Translator Sheila Fischman on novelist Gaétan Soucy’s death

Acclaimed Quebec novelist dies at 54

Gaétan Soucy, the acclaimed Montréal novelist, has died of a heart attack at just 54. Soucy published four celebrated novels in an intense burst of creative output from 1994 to 2002. He was best known in Quebec, but dazzled critics everywhere; Brian Bethune of Maclean’s ranked Soucy’s The Little Girl Who Was Too Fond of Matches among the top 10 Canadian books of the first decade of this century. It was one of three of Soucy’s novels translated into English by Sheila Fischman. The award-winning translator spoke to Maclean’s about Soucy this morning from her home in Montréal.

Q You had a close working relationship with Gaétan Soucy, having translated so much of his writing. How well did you feel you knew him?

A I got to know him very well, from the inside, I might say, because everything is in a novel. There’s no hiding from your readers. I was blown over by the quality of his writing, his storytelling, his tremendous intelligence.

Q He produced four ambitious books in less than a decade. Did he seem to be burning very hot to you then?

A Writing was necessary for him. As necessary as waking up in the morning. He had so much to say, so many experiences to share with readers. For a while, though, I think it wasn’t working as well as he would have liked.

Q You mean in more recent years?

A Yeah.

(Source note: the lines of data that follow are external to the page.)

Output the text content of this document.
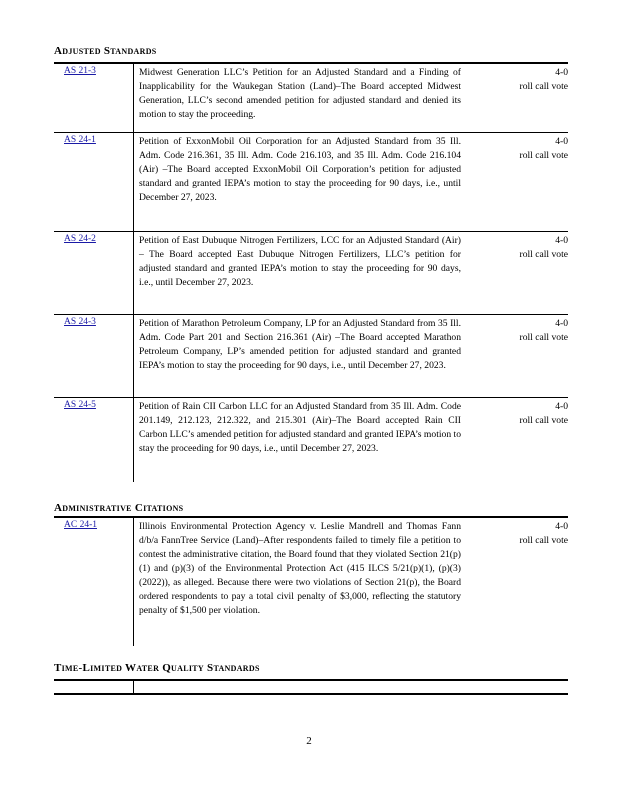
Adjusted Standards
AS 21-3	Midwest Generation LLC’s Petition for an Adjusted Standard and a Finding of Inapplicability for the Waukegan Station (Land)–The Board accepted Midwest Generation, LLC’s second amended petition for adjusted standard and denied its motion to stay the proceeding.
4-0
roll call vote
AS 24-1	Petition of ExxonMobil Oil Corporation for an Adjusted Standard from 35 Ill. Adm. Code 216.361, 35 Ill. Adm. Code 216.103, and 35 Ill. Adm. Code 216.104 (Air) –The Board accepted ExxonMobil Oil Corporation’s petition for adjusted standard and granted IEPA’s motion to stay the proceeding for 90 days, i.e., until December 27, 2023.
4-0
roll call vote
AS 24-2	Petition of East Dubuque Nitrogen Fertilizers, LCC for an Adjusted Standard (Air) – The Board accepted East Dubuque Nitrogen Fertilizers, LLC’s petition for adjusted standard and granted IEPA’s motion to stay the proceeding for 90 days, i.e., until December 27, 2023.
4-0
roll call vote
AS 24-3	Petition of Marathon Petroleum Company, LP for an Adjusted Standard from 35 Ill. Adm. Code Part 201 and Section 216.361 (Air) –The Board accepted Marathon Petroleum Company, LP’s amended petition for adjusted standard and granted IEPA’s motion to stay the proceeding for 90 days, i.e., until December 27, 2023.
4-0
roll call vote
AS 24-5	Petition of Rain CII Carbon LLC for an Adjusted Standard from 35 Ill. Adm. Code 201.149, 212.123, 212.322, and 215.301 (Air)–The Board accepted Rain CII Carbon LLC’s amended petition for adjusted standard and granted IEPA’s motion to stay the proceeding for 90 days, i.e., until December 27, 2023.
4-0
roll call vote
Administrative Citations
AC 24-1	Illinois Environmental Protection Agency v. Leslie Mandrell and Thomas Fann d/b/a FannTree Service (Land)–After respondents failed to timely file a petition to contest the administrative citation, the Board found that they violated Section 21(p)(1) and (p)(3) of the Environmental Protection Act (415 ILCS 5/21(p)(1), (p)(3) (2022)), as alleged. Because there were two violations of Section 21(p), the Board ordered respondents to pay a total civil penalty of $3,000, reflecting the statutory penalty of $1,500 per violation.
4-0
roll call vote
Time-Limited Water Quality Standards
2
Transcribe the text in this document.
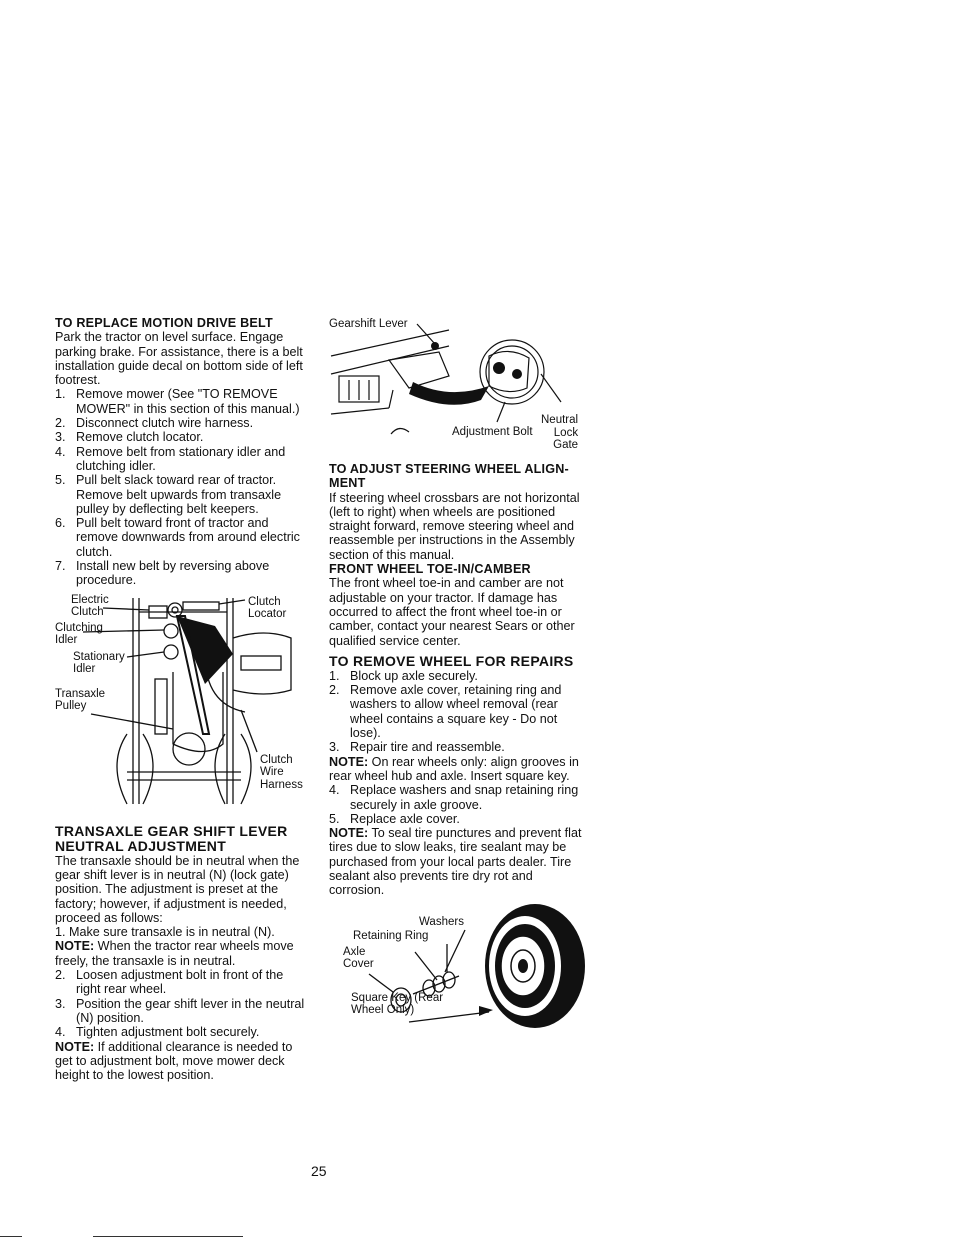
TO REPLACE MOTION DRIVE BELT

Park the tractor on level surface. Engage parking brake. For assistance, there is a belt installation guide decal on bottom side of left footrest.

1. Remove mower (See "TO REMOVE MOWER" in this section of this manual.)
2. Disconnect clutch wire harness.
3. Remove clutch locator.
4. Remove belt from stationary idler and clutching idler.
5. Pull belt slack toward rear of tractor. Remove belt upwards from transaxle pulley by deflecting belt keepers.
6. Pull belt toward front of tractor and remove downwards from around electric clutch.
7. Install new belt by reversing above procedure.
Electric
Clutch
Clutching
Idler
Stationary
Idler
Transaxle
Pulley
Clutch
Locator
Clutch
Wire
Harness
TRANSAXLE GEAR SHIFT LEVER NEUTRAL ADJUSTMENT

The transaxle should be in neutral when the gear shift lever is in neutral (N) (lock gate) position. The adjustment is preset at the factory; however, if adjustment is needed, proceed as follows:

1. Make sure transaxle is in neutral (N).

NOTE: When the tractor rear wheels move freely, the transaxle is in neutral.

2. Loosen adjustment bolt in front of the right rear wheel.
3. Position the gear shift lever in the neutral (N) position.
4. Tighten adjustment bolt securely.

NOTE: If additional clearance is needed to get to adjustment bolt, move mower deck height to the lowest position.

Gearshift Lever
Adjustment Bolt
Neutral
Lock
Gate
TO ADJUST STEERING WHEEL ALIGN-MENT

If steering wheel crossbars are not horizontal (left to right) when wheels are positioned straight forward, remove steering wheel and reassemble per instructions in the Assembly section of this manual.

FRONT WHEEL TOE-IN/CAMBER

The front wheel toe-in and camber are not adjustable on your tractor. If damage has occurred to affect the front wheel toe-in or camber, contact your nearest Sears or other qualified service center.

TO REMOVE WHEEL FOR REPAIRS
1. Block up axle securely.
2. Remove axle cover, retaining ring and washers to allow wheel removal (rear wheel contains a square key - Do not lose).
3. Repair tire and reassemble.

NOTE: On rear wheels only: align grooves in rear wheel hub and axle. Insert square key.

4. Replace washers and snap retaining ring securely in axle groove.
5. Replace axle cover.

NOTE: To seal tire punctures and prevent flat tires due to slow leaks, tire sealant may be purchased from your local parts dealer. Tire sealant also prevents tire dry rot and corrosion.

Washers
Retaining Ring
Axle
Cover
Square Key (Rear
Wheel Only)
25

Since the publication of Music Hall in French, or Vaudeville as it was in English.

Q I love that thing with the titles.

A Me too.

Q Where do you think he stood among his generation of novelists?

A I don’t like ranking writers but I think he will be remembered as one of the most brilliant voices of literary Quebec, one who had an international reputation.

Q He’s so much better known in Quebec, but didn’t he have at least one intriguing link to English Canadian literature?

A He knew and admired enormously Robertson Davies. I think he once made a special trip [to Toronto] just to shake his hand and tell him he’s great. Apparently, Davies barely responded.

Q For readers who don’t know his books, maybe especially those of us outside Quebec, where might we start?

AThe first one that I translated, which I called Atonement—it’s L’acquittement in French—I think is his greatest novel. It doesn’t have the fireworks of The Little Girl Who Was Too Fond of Matches, but the characters, who are mainly on the margin, as are all his characters, are just brilliantly realized, as is the situation.

Q Can you sketch that situation for us?

A A violent snowstorm somewhere outside Montréal. A man is coming to revisit a part of the countryside he didn’t really know, and at the same time to visit a woman who had been a musical protégé. The woman is a twin—twins appear in, I’m pretty sure, all Gaétan’s novels. He gets to the house of this woman. She no longer plays piano, he learns. She shows him her fingers. They are useless. Someone has damaged them. We infer that it was the lid of piano that has struck her hands. Although he doesn’t say it perfectly clearly, we suspect someone has wreaked her career, and possibly her entire life, by smashing the fingers on both her hands.

Q What a thing.

A Yes. It’s just about unbearable to read.